6.° Que l’ébullition soit constamment entretenue au moins pendant cinq heures, à partir de l’instant où toute la fécule est introduite dans la cuve ; il est inutile de la prolonger plus longtemps ; je l’ai poussée jusqu’à dix-huit heures, sans obtenir un résultat plus favorable ;

7.° Que toute la fabrication du sirop s’exécute à la vapeur, à cause de sa délicatesse, qui lui fait prendre de la couleur par l’action directe du calorique, excepté pourtant lorsqu’on le traite au charbon animal ; dans ce cas il ne craint plus le feu nu, car l’action de cette substance ne se borne pas seulement à décolorer le sirop, elle le bonifie d’une manière qui n’est point encore connue, mais qui le met en état de supporter un degré de chaleur beaucoup plus élevé.

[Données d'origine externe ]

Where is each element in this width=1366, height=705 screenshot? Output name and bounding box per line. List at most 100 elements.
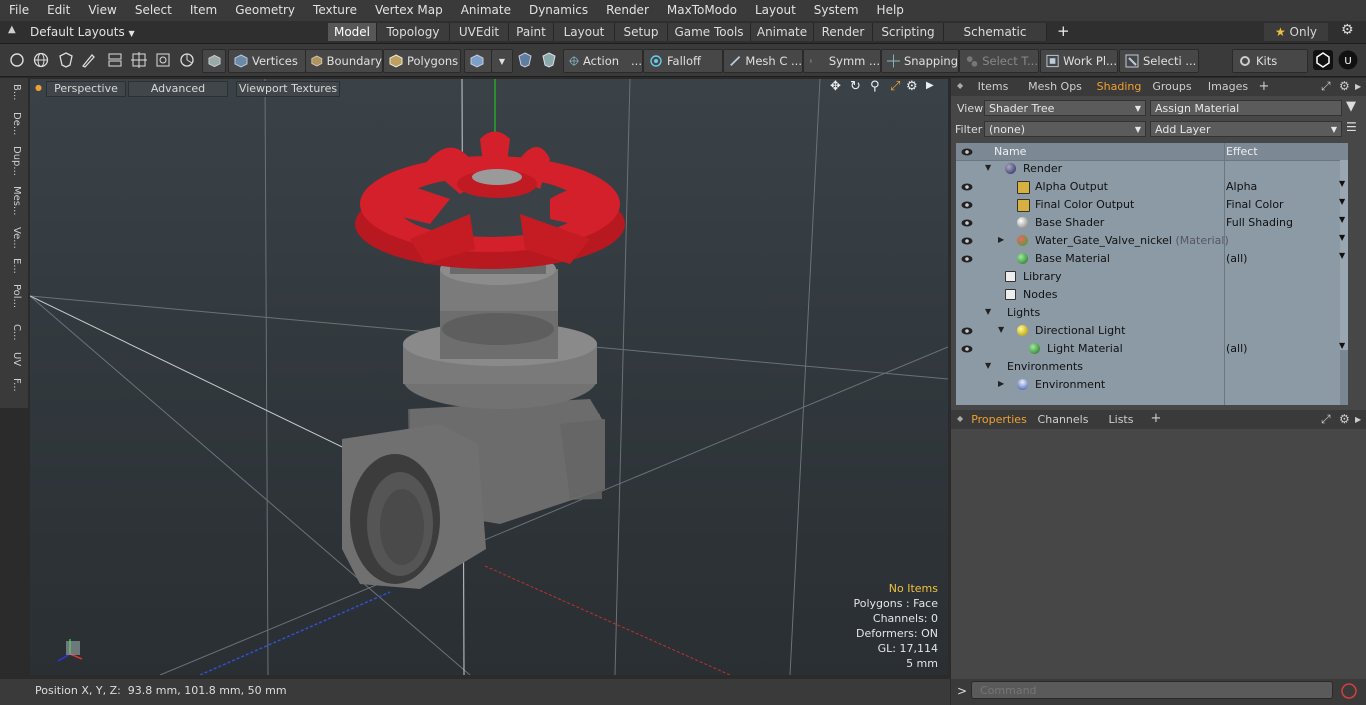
tab-channels[interactable]: Channels	[1035, 412, 1091, 428]
tab-uvedit[interactable]: UVEdit	[450, 23, 509, 41]
tab-mesh-ops[interactable]: Mesh Ops	[1023, 79, 1087, 95]
tree-row-final-color-output[interactable]: Final Color Output Final Color ▼	[956, 196, 1348, 214]
tab-render[interactable]: Render	[814, 23, 873, 41]
pie-icon[interactable]	[178, 51, 196, 69]
tree-row-lights[interactable]: ▼ Lights	[956, 304, 1348, 322]
boundary-button[interactable]: Boundary	[305, 49, 383, 73]
gear-icon[interactable]: ⚙	[1341, 22, 1354, 38]
collapse-icon[interactable]: ▼	[985, 163, 991, 172]
3d-viewport[interactable]: ● Perspective Advanced Viewport Textures…	[30, 79, 948, 675]
tab-lists[interactable]: Lists	[1101, 412, 1141, 428]
chevron-down-icon[interactable]: ▼	[1339, 179, 1345, 188]
left-tab-deform[interactable]: De...	[4, 112, 22, 135]
eye-icon[interactable]	[961, 181, 973, 193]
panel-menu-icon[interactable]: ▶	[1355, 82, 1361, 91]
tab-game-tools[interactable]: Game Tools	[668, 23, 751, 41]
list-options-icon[interactable]: ☰	[1346, 120, 1357, 134]
add-panel-tab-button[interactable]: +	[1257, 79, 1271, 95]
add-properties-tab-button[interactable]: +	[1149, 411, 1163, 427]
chevron-down-icon[interactable]: ▼	[1339, 233, 1345, 242]
grid-center-icon[interactable]	[130, 51, 148, 69]
panel-menu-icon[interactable]: ▶	[1355, 415, 1361, 424]
tab-shading[interactable]: Shading	[1091, 79, 1147, 95]
symmetry-shield-icon[interactable]	[516, 51, 534, 69]
expand-icon[interactable]: ▶	[998, 235, 1004, 244]
menu-maxtomodo[interactable]: MaxToModo	[658, 0, 746, 21]
tab-items[interactable]: Items	[971, 79, 1015, 95]
falloff-button[interactable]: Falloff	[643, 49, 723, 73]
symmetry-button[interactable]: Symm ...	[803, 49, 881, 73]
menu-geometry[interactable]: Geometry	[226, 0, 304, 21]
eye-icon[interactable]	[961, 199, 973, 211]
column-header-effect[interactable]: Effect	[1226, 145, 1258, 158]
kits-button[interactable]: Kits	[1232, 49, 1308, 73]
left-tab-uv[interactable]: UV	[4, 352, 22, 366]
item-mode-button[interactable]	[202, 49, 226, 73]
unity-icon[interactable]	[1313, 50, 1333, 70]
tab-paint[interactable]: Paint	[509, 23, 554, 41]
tab-setup[interactable]: Setup	[615, 23, 668, 41]
menu-file[interactable]: File	[0, 0, 38, 21]
viewport-dot-icon[interactable]: ●	[35, 83, 42, 92]
column-header-name[interactable]: Name	[994, 145, 1026, 158]
eye-icon[interactable]	[961, 325, 973, 337]
vertices-button[interactable]: Vertices	[228, 49, 306, 73]
add-tab-button[interactable]: +	[1057, 22, 1070, 40]
stack-icon[interactable]	[106, 51, 124, 69]
layout-up-icon[interactable]: ▲	[8, 24, 16, 35]
eye-icon[interactable]	[961, 235, 973, 247]
mesh-constraint-button[interactable]: Mesh C ...	[723, 49, 803, 73]
material-dropdown[interactable]: ▼	[491, 49, 513, 73]
menu-item[interactable]: Item	[181, 0, 226, 21]
expand-panel-icon[interactable]: ⤢	[1321, 79, 1331, 94]
left-tab-duplicate[interactable]: Dup...	[4, 146, 22, 176]
expand-panel-icon[interactable]: ⤢	[1321, 412, 1331, 427]
panel-gear-icon[interactable]: ⚙	[1339, 79, 1350, 93]
eye-icon[interactable]	[961, 146, 973, 158]
material-mode-button[interactable]	[464, 49, 492, 73]
menu-help[interactable]: Help	[868, 0, 913, 21]
collapse-icon[interactable]: ▼	[985, 307, 991, 316]
tree-row-base-shader[interactable]: Base Shader Full Shading ▼	[956, 214, 1348, 232]
tab-topology[interactable]: Topology	[377, 23, 450, 41]
menu-layout[interactable]: Layout	[746, 0, 805, 21]
tab-scripting[interactable]: Scripting	[873, 23, 944, 41]
left-tab-edge[interactable]: E...	[4, 258, 22, 274]
tree-row-nodes[interactable]: Nodes	[956, 286, 1348, 304]
circle-select-icon[interactable]	[8, 51, 26, 69]
panel-gear-icon[interactable]: ⚙	[1339, 412, 1350, 426]
filter-funnel-icon[interactable]: ▼	[1346, 99, 1356, 114]
menu-system[interactable]: System	[805, 0, 868, 21]
eye-icon[interactable]	[961, 217, 973, 229]
view-menu-icon[interactable]: ▶	[926, 80, 934, 91]
element-icon[interactable]	[154, 51, 172, 69]
falloff-shield-icon[interactable]	[540, 51, 558, 69]
left-tab-fusion[interactable]: F...	[4, 378, 22, 392]
menu-texture[interactable]: Texture	[304, 0, 366, 21]
tree-row-valve-material[interactable]: ▶ Water_Gate_Valve_nickel (Material) ▼	[956, 232, 1348, 250]
globe-icon[interactable]	[32, 51, 50, 69]
tree-row-environments[interactable]: ▼ Environments	[956, 358, 1348, 376]
layout-select[interactable]: Default Layouts ▼	[30, 23, 135, 41]
tree-row-directional-light[interactable]: ▼ Directional Light	[956, 322, 1348, 340]
chevron-down-icon[interactable]: ▼	[1339, 215, 1345, 224]
eye-icon[interactable]	[961, 343, 973, 355]
chevron-down-icon[interactable]: ▼	[1339, 251, 1345, 260]
zoom-view-icon[interactable]: ⚲	[870, 79, 880, 94]
collapse-icon[interactable]: ▼	[998, 325, 1004, 334]
brush-icon[interactable]	[80, 51, 98, 69]
menu-edit[interactable]: Edit	[38, 0, 79, 21]
eye-icon[interactable]	[961, 253, 973, 265]
tab-animate[interactable]: Animate	[751, 23, 814, 41]
add-layer-select[interactable]: Add Layer ▼	[1150, 121, 1342, 137]
menu-view[interactable]: View	[79, 0, 125, 21]
chevron-down-icon[interactable]: ▼	[1339, 341, 1345, 350]
chevron-down-icon[interactable]: ▼	[1339, 197, 1345, 206]
collapse-icon[interactable]: ▼	[985, 361, 991, 370]
left-tab-curve[interactable]: C...	[4, 324, 22, 341]
left-tab-basic[interactable]: B...	[4, 84, 22, 100]
move-view-icon[interactable]: ✥	[830, 79, 841, 94]
menu-dynamics[interactable]: Dynamics	[520, 0, 597, 21]
polygons-button[interactable]: Polygons	[383, 49, 461, 73]
tab-properties[interactable]: Properties	[971, 412, 1027, 428]
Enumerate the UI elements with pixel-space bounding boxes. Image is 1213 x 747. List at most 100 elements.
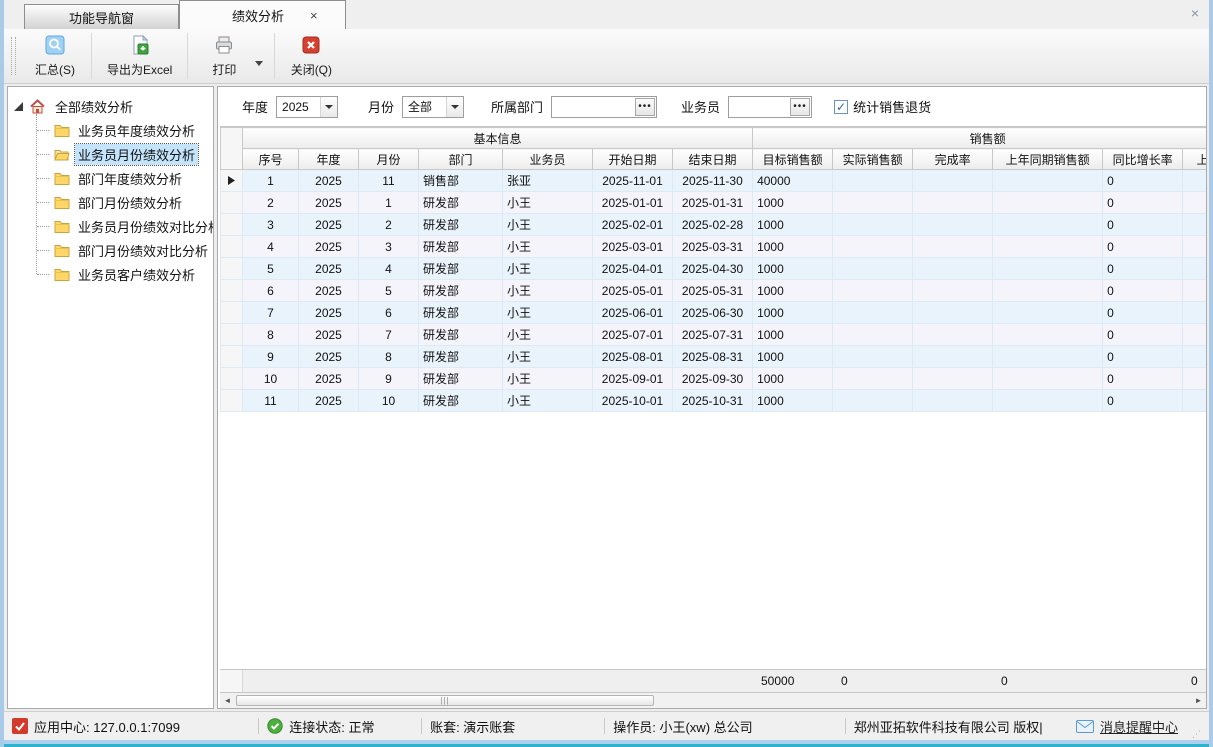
grid-cell[interactable] bbox=[833, 346, 913, 368]
grid-cell[interactable]: 小王 bbox=[503, 390, 593, 412]
grid-cell[interactable]: 小王 bbox=[503, 324, 593, 346]
tree-root-item[interactable]: 全部绩效分析 bbox=[14, 94, 213, 118]
table-row[interactable]: 220251研发部小王2025-01-012025-01-3110000 bbox=[221, 192, 1207, 214]
grid-cell[interactable]: 2025 bbox=[299, 324, 359, 346]
column-header-5[interactable]: 开始日期 bbox=[593, 149, 673, 170]
grid-cell[interactable]: 2025-06-30 bbox=[673, 302, 753, 324]
scroll-left-icon[interactable]: ◄ bbox=[220, 693, 235, 708]
grid-cell[interactable] bbox=[913, 346, 993, 368]
grid-cell[interactable]: 2025-05-31 bbox=[673, 280, 753, 302]
grid-cell[interactable]: 0 bbox=[1103, 170, 1183, 192]
tabstrip-close-icon[interactable]: × bbox=[1191, 5, 1199, 21]
close-button[interactable]: 关闭(Q) bbox=[278, 32, 344, 80]
tree-item-6[interactable]: 业务员客户绩效分析 bbox=[50, 262, 213, 286]
toolbar-grip[interactable] bbox=[11, 37, 16, 75]
table-row[interactable]: 1202511销售部张亚2025-11-012025-11-30400000 bbox=[221, 170, 1207, 192]
grid-cell[interactable] bbox=[913, 368, 993, 390]
table-row[interactable]: 620255研发部小王2025-05-012025-05-3110000 bbox=[221, 280, 1207, 302]
grid-cell[interactable] bbox=[913, 390, 993, 412]
grid-cell[interactable] bbox=[833, 390, 913, 412]
tree-item-4[interactable]: 业务员月份绩效对比分析 bbox=[50, 214, 213, 238]
grid-cell[interactable]: 6 bbox=[359, 302, 419, 324]
grid-cell[interactable]: 2025-07-01 bbox=[593, 324, 673, 346]
grid-cell[interactable] bbox=[1183, 170, 1206, 192]
grid-cell[interactable]: 0 bbox=[1103, 302, 1183, 324]
grid-cell[interactable]: 2025-07-31 bbox=[673, 324, 753, 346]
grid-cell[interactable]: 0 bbox=[1103, 324, 1183, 346]
grid-cell[interactable]: 2025-03-31 bbox=[673, 236, 753, 258]
month-select-dropdown-icon[interactable] bbox=[446, 97, 463, 117]
grid-cell[interactable] bbox=[1183, 368, 1206, 390]
grid-cell[interactable]: 1000 bbox=[753, 390, 833, 412]
summarize-button[interactable]: 汇总(S) bbox=[22, 32, 88, 80]
table-row[interactable]: 320252研发部小王2025-02-012025-02-2810000 bbox=[221, 214, 1207, 236]
grid-cell[interactable] bbox=[913, 324, 993, 346]
grid-cell[interactable] bbox=[833, 258, 913, 280]
grid-cell[interactable]: 3 bbox=[243, 214, 299, 236]
grid-cell[interactable] bbox=[1183, 236, 1206, 258]
grid-cell[interactable]: 1 bbox=[243, 170, 299, 192]
grid-cell[interactable]: 2025-09-01 bbox=[593, 368, 673, 390]
grid-cell[interactable]: 2025 bbox=[299, 280, 359, 302]
grid-cell[interactable]: 2025-04-30 bbox=[673, 258, 753, 280]
grid-cell[interactable]: 小王 bbox=[503, 236, 593, 258]
grid-cell[interactable]: 8 bbox=[359, 346, 419, 368]
grid-cell[interactable] bbox=[993, 390, 1103, 412]
grid-cell[interactable]: 小王 bbox=[503, 368, 593, 390]
horizontal-scrollbar[interactable]: ◄ ||| ► bbox=[220, 693, 1206, 708]
salesman-lookup-button[interactable]: ••• bbox=[790, 98, 810, 116]
column-header-9[interactable]: 完成率 bbox=[913, 149, 993, 170]
year-select-dropdown-icon[interactable] bbox=[320, 97, 337, 117]
grid-cell[interactable]: 研发部 bbox=[419, 236, 503, 258]
grid-cell[interactable] bbox=[913, 280, 993, 302]
grid-cell[interactable]: 张亚 bbox=[503, 170, 593, 192]
table-row[interactable]: 920258研发部小王2025-08-012025-08-3110000 bbox=[221, 346, 1207, 368]
column-header-2[interactable]: 月份 bbox=[359, 149, 419, 170]
column-header-1[interactable]: 年度 bbox=[299, 149, 359, 170]
grid-cell[interactable]: 研发部 bbox=[419, 324, 503, 346]
grid-cell[interactable]: 研发部 bbox=[419, 258, 503, 280]
table-row[interactable]: 420253研发部小王2025-03-012025-03-3110000 bbox=[221, 236, 1207, 258]
grid-cell[interactable] bbox=[913, 258, 993, 280]
grid-cell[interactable] bbox=[993, 302, 1103, 324]
grid-cell[interactable] bbox=[913, 170, 993, 192]
returns-checkbox[interactable]: ✓ bbox=[834, 100, 848, 114]
grid-cell[interactable] bbox=[913, 236, 993, 258]
grid-cell[interactable]: 2025-08-31 bbox=[673, 346, 753, 368]
grid-cell[interactable]: 0 bbox=[1103, 368, 1183, 390]
grid-cell[interactable]: 研发部 bbox=[419, 302, 503, 324]
grid-cell[interactable]: 研发部 bbox=[419, 346, 503, 368]
table-row[interactable]: 1020259研发部小王2025-09-012025-09-3010000 bbox=[221, 368, 1207, 390]
department-input[interactable]: ••• bbox=[551, 96, 657, 118]
grid-cell[interactable]: 4 bbox=[359, 258, 419, 280]
grid-cell[interactable] bbox=[833, 324, 913, 346]
grid-cell[interactable] bbox=[1183, 302, 1206, 324]
grid-cell[interactable]: 2025-03-01 bbox=[593, 236, 673, 258]
grid-cell[interactable]: 2025 bbox=[299, 192, 359, 214]
grid-cell[interactable]: 1000 bbox=[753, 258, 833, 280]
table-row[interactable]: 11202510研发部小王2025-10-012025-10-3110000 bbox=[221, 390, 1207, 412]
tree-item-2[interactable]: 部门年度绩效分析 bbox=[50, 166, 213, 190]
grid-cell[interactable] bbox=[1183, 390, 1206, 412]
grid-cell[interactable]: 2025 bbox=[299, 390, 359, 412]
grid-cell[interactable]: 7 bbox=[359, 324, 419, 346]
grid-cell[interactable]: 研发部 bbox=[419, 280, 503, 302]
grid-cell[interactable] bbox=[993, 236, 1103, 258]
tree-item-0[interactable]: 业务员年度绩效分析 bbox=[50, 118, 213, 142]
grid-cell[interactable]: 销售部 bbox=[419, 170, 503, 192]
grid-cell[interactable]: 小王 bbox=[503, 192, 593, 214]
grid-cell[interactable]: 研发部 bbox=[419, 390, 503, 412]
grid-cell[interactable]: 2025-08-01 bbox=[593, 346, 673, 368]
grid-cell[interactable] bbox=[1183, 258, 1206, 280]
column-header-11[interactable]: 同比增长率 bbox=[1103, 149, 1183, 170]
grid-cell[interactable] bbox=[1183, 214, 1206, 236]
grid-cell[interactable] bbox=[993, 258, 1103, 280]
grid-cell[interactable]: 2025-10-31 bbox=[673, 390, 753, 412]
grid-cell[interactable]: 2025-01-01 bbox=[593, 192, 673, 214]
grid-cell[interactable]: 9 bbox=[359, 368, 419, 390]
grid-cell[interactable]: 0 bbox=[1103, 236, 1183, 258]
column-header-3[interactable]: 部门 bbox=[419, 149, 503, 170]
grid-cell[interactable]: 小王 bbox=[503, 214, 593, 236]
grid-cell[interactable]: 11 bbox=[243, 390, 299, 412]
grid-cell[interactable]: 1000 bbox=[753, 346, 833, 368]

8.° Enfin, que tous les ustensiles qui servent à la décomposition de la fécule, à part la chaudière à vapeur, soient en bois, en grès, en verre, en plomb ou en platine ; car tout autre métal, plongé dans l’acide sulfurique, donnerait à la substance sucrée une odeur ei une saveur intolérables.

Ces conditions sont de rigueur, et doivent être considérées comme règles fondamentales du travail ; en se dirigeant d’après les principes qu’elles établissent, on sera toujours sûr d’arriver à un but certain et d’obtenir un succès complet.